The McMinnville AVA is contained within the Willamette Valley AVA, sitting in the Coast Range foothills just west of the city of McMinnville, approximately 40 miles (65 km) southwest of Portland. Geologically, the most distinctive feature in this area is the Nestucca Formation, a 2,000-foot (610 m) thick bedrock formation that extends west of the city of McMinnville to the slopes of the Coast Range. This formation is weathered sedimentary and volcanic soil sitting on top of marine bedrock, which affects the region’s ground water composition, forcing vines to struggle and produce complex fruit.
Compared to surrounding areas, McMinnville is, on average, cooler and drier, consisting of higher elevation vineyards (up to 1,000 feet (305 m)) that are resistant to frost. Vineyards situated on the more southerly facing sites take advantage of the cooling winds from the Van Duzer Corridor, a break in the Coast Range that allows cool Pacific Ocean air to flow through, thus dropping evening temperatures in the region, which helps to keep grapes retain their acidity as they ripen.
Pinot noirs from McMinnville typically exhibit a strong backbone of tannin with darker fruit flavors that are rounded out by spice, mineral and earth notes.
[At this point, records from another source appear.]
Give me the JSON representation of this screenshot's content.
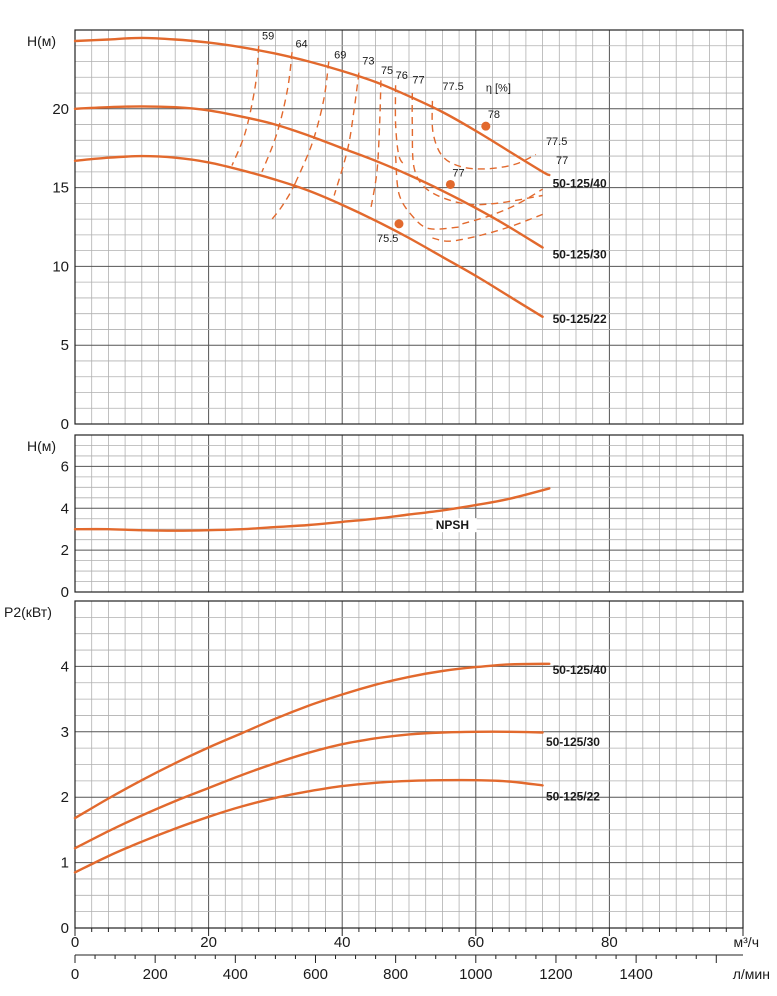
{
  "colors": {
    "curve": "#e2692d",
    "grid_major": "#555555",
    "grid_minor": "#b0b0b0",
    "frame": "#222222"
  },
  "x_axis": {
    "unit_m3h": "м³/ч",
    "unit_lmin": "л/мин",
    "ticks_m3h": [
      "0",
      "20",
      "40",
      "60",
      "80"
    ],
    "ticks_lmin": [
      "0",
      "200",
      "400",
      "600",
      "800",
      "1000",
      "1200",
      "1400"
    ]
  },
  "chart_data": [
    {
      "type": "line",
      "ylabel": "H(м)",
      "xlim": [
        0,
        100
      ],
      "ylim": [
        0,
        25
      ],
      "yticks": [
        "0",
        "5",
        "10",
        "15",
        "20"
      ],
      "series": [
        {
          "name": "50-125/40",
          "x": [
            0,
            5,
            10,
            15,
            20,
            25,
            30,
            35,
            40,
            45,
            50,
            55,
            60,
            65,
            70,
            71
          ],
          "y": [
            24.3,
            24.4,
            24.5,
            24.4,
            24.2,
            23.9,
            23.5,
            23.0,
            22.4,
            21.7,
            20.8,
            19.8,
            18.6,
            17.3,
            16.0,
            15.8
          ]
        },
        {
          "name": "50-125/30",
          "x": [
            0,
            5,
            10,
            15,
            20,
            25,
            30,
            35,
            40,
            45,
            50,
            55,
            60,
            65,
            70
          ],
          "y": [
            20.0,
            20.1,
            20.15,
            20.1,
            19.9,
            19.5,
            19.0,
            18.3,
            17.5,
            16.7,
            15.8,
            14.8,
            13.7,
            12.5,
            11.2
          ]
        },
        {
          "name": "50-125/22",
          "x": [
            0,
            5,
            10,
            15,
            20,
            25,
            30,
            35,
            40,
            45,
            50,
            55,
            60,
            65,
            70
          ],
          "y": [
            16.7,
            16.9,
            17.0,
            16.9,
            16.6,
            16.1,
            15.5,
            14.8,
            13.9,
            12.9,
            11.8,
            10.6,
            9.4,
            8.1,
            6.8
          ]
        }
      ],
      "bep_points": [
        {
          "label": "78",
          "x": 61.5,
          "y": 18.9
        },
        {
          "label": "77",
          "x": 56.2,
          "y": 15.2
        },
        {
          "label": "75.5",
          "x": 48.5,
          "y": 12.7
        }
      ],
      "efficiency_label": "η [%]",
      "efficiency_contours": [
        {
          "label": "59",
          "x": [
            27.5,
            27.0,
            25.5,
            23.5
          ],
          "y": [
            24.0,
            21.5,
            18.5,
            16.4
          ]
        },
        {
          "label": "64",
          "x": [
            32.5,
            31.8,
            30.2,
            28.0
          ],
          "y": [
            23.6,
            21.2,
            18.4,
            16.0
          ]
        },
        {
          "label": "69",
          "x": [
            38.0,
            37.2,
            35.5,
            33.0
          ],
          "y": [
            23.0,
            20.5,
            17.8,
            15.3
          ]
        },
        {
          "label": "69",
          "x": [
            33.0,
            32.0,
            30.8,
            29.5
          ],
          "y": [
            15.3,
            14.5,
            13.7,
            13.0
          ]
        },
        {
          "label": "73",
          "x": [
            42.5,
            41.8,
            40.8,
            38.8
          ],
          "y": [
            22.3,
            20.0,
            17.4,
            14.5
          ]
        },
        {
          "label": "75",
          "x": [
            45.8,
            45.6,
            45.2,
            44.2
          ],
          "y": [
            21.8,
            19.0,
            16.0,
            13.5
          ]
        },
        {
          "label": "76",
          "x": [
            48.0,
            48.0,
            48.5,
            49.5
          ],
          "y": [
            21.5,
            19.0,
            17.0,
            16.4
          ]
        },
        {
          "label": "77",
          "x": [
            50.5,
            50.5,
            50.8,
            53.0,
            58.0,
            63.0,
            70.0
          ],
          "y": [
            21.0,
            19.0,
            16.2,
            14.8,
            14.0,
            14.0,
            14.5
          ]
        },
        {
          "label": "77",
          "x": [
            48.0,
            48.5,
            50.5,
            53.0,
            57.5
          ],
          "y": [
            17.0,
            14.6,
            13.2,
            12.4,
            12.5
          ]
        },
        {
          "label": "77.5",
          "x": [
            53.5,
            53.6,
            55.0,
            58.0,
            62.0,
            66.0,
            69.0
          ],
          "y": [
            20.5,
            18.5,
            17.0,
            16.3,
            16.2,
            16.5,
            17.1
          ]
        },
        {
          "label": "77.5",
          "x": [
            53.5,
            56.0,
            60.0,
            65.0,
            70.0
          ],
          "y": [
            11.8,
            11.6,
            11.9,
            12.5,
            13.3
          ]
        },
        {
          "label": "77.5",
          "x": [
            58.0,
            62.0,
            66.0,
            70.0
          ],
          "y": [
            12.7,
            13.2,
            13.9,
            14.9
          ]
        }
      ],
      "eta_tick_labels": [
        {
          "label": "59",
          "x": 28.0,
          "y": 24.4
        },
        {
          "label": "64",
          "x": 33.0,
          "y": 23.9
        },
        {
          "label": "69",
          "x": 38.8,
          "y": 23.2
        },
        {
          "label": "73",
          "x": 43.0,
          "y": 22.8
        },
        {
          "label": "75",
          "x": 45.8,
          "y": 22.2
        },
        {
          "label": "76",
          "x": 48.0,
          "y": 21.9
        },
        {
          "label": "77",
          "x": 50.5,
          "y": 21.6
        },
        {
          "label": "77.5",
          "x": 55.0,
          "y": 21.2
        },
        {
          "label": "77.5",
          "x": 70.5,
          "y": 17.7
        },
        {
          "label": "77",
          "x": 72.0,
          "y": 16.5
        }
      ],
      "series_labels": [
        {
          "text": "50-125/40",
          "x": 71.5,
          "y": 15.0
        },
        {
          "text": "50-125/30",
          "x": 71.5,
          "y": 10.5
        },
        {
          "text": "50-125/22",
          "x": 71.5,
          "y": 6.4
        }
      ]
    },
    {
      "type": "line",
      "ylabel": "H(м)",
      "xlim": [
        0,
        100
      ],
      "ylim": [
        0,
        7.5
      ],
      "yticks": [
        "0",
        "2",
        "4",
        "6"
      ],
      "series": [
        {
          "name": "NPSH",
          "x": [
            0,
            5,
            10,
            15,
            20,
            25,
            30,
            35,
            40,
            45,
            50,
            55,
            60,
            65,
            71
          ],
          "y": [
            3.0,
            3.0,
            2.95,
            2.93,
            2.95,
            3.0,
            3.1,
            3.2,
            3.35,
            3.5,
            3.7,
            3.9,
            4.15,
            4.45,
            4.95
          ]
        }
      ],
      "series_labels": [
        {
          "text": "NPSH",
          "x": 54.0,
          "y": 3.0
        }
      ]
    },
    {
      "type": "line",
      "ylabel": "P2(кВт)",
      "xlim": [
        0,
        100
      ],
      "ylim": [
        0,
        5
      ],
      "yticks": [
        "0",
        "1",
        "2",
        "3",
        "4"
      ],
      "series": [
        {
          "name": "50-125/40",
          "x": [
            0,
            5,
            10,
            15,
            20,
            25,
            30,
            35,
            40,
            45,
            50,
            55,
            60,
            65,
            71
          ],
          "y": [
            1.68,
            1.98,
            2.26,
            2.52,
            2.76,
            2.98,
            3.2,
            3.4,
            3.57,
            3.72,
            3.84,
            3.93,
            3.99,
            4.03,
            4.04
          ]
        },
        {
          "name": "50-125/30",
          "x": [
            0,
            5,
            10,
            15,
            20,
            25,
            30,
            35,
            40,
            45,
            50,
            55,
            60,
            65,
            70
          ],
          "y": [
            1.22,
            1.48,
            1.72,
            1.94,
            2.14,
            2.34,
            2.52,
            2.68,
            2.81,
            2.9,
            2.96,
            2.99,
            3.0,
            3.0,
            2.99
          ]
        },
        {
          "name": "50-125/22",
          "x": [
            0,
            5,
            10,
            15,
            20,
            25,
            30,
            35,
            40,
            45,
            50,
            55,
            60,
            65,
            70
          ],
          "y": [
            0.85,
            1.1,
            1.32,
            1.52,
            1.7,
            1.86,
            1.99,
            2.09,
            2.17,
            2.22,
            2.25,
            2.26,
            2.26,
            2.24,
            2.18
          ]
        }
      ],
      "series_labels": [
        {
          "text": "50-125/40",
          "x": 71.5,
          "y": 3.88
        },
        {
          "text": "50-125/30",
          "x": 70.5,
          "y": 2.78
        },
        {
          "text": "50-125/22",
          "x": 70.5,
          "y": 1.95
        }
      ]
    }
  ]
}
White wines from this region are bright and fruit-forward.
The McMinnville area has a long farming history that dates back to the mid-1800s when berry fields, tree fruits and livestock dominated. All that began to change when, in 1970, one of Oregon’s winemaking pioneers, David Lett, bought an old turkey processing plant in the city of McMinnville to house his winery. Soon after, winegrowers began planting vineyards and establishing wineries in the area and, in 1987, McMinnville held the very first International Pinot Noir Celebration. Held every July since, it’s a wildly popular three-day event where winemakers and enthusiasts from all over the world congregate for Pinot noir tastings, winery tours and seminars. The McMinnville AVA was established in 2005.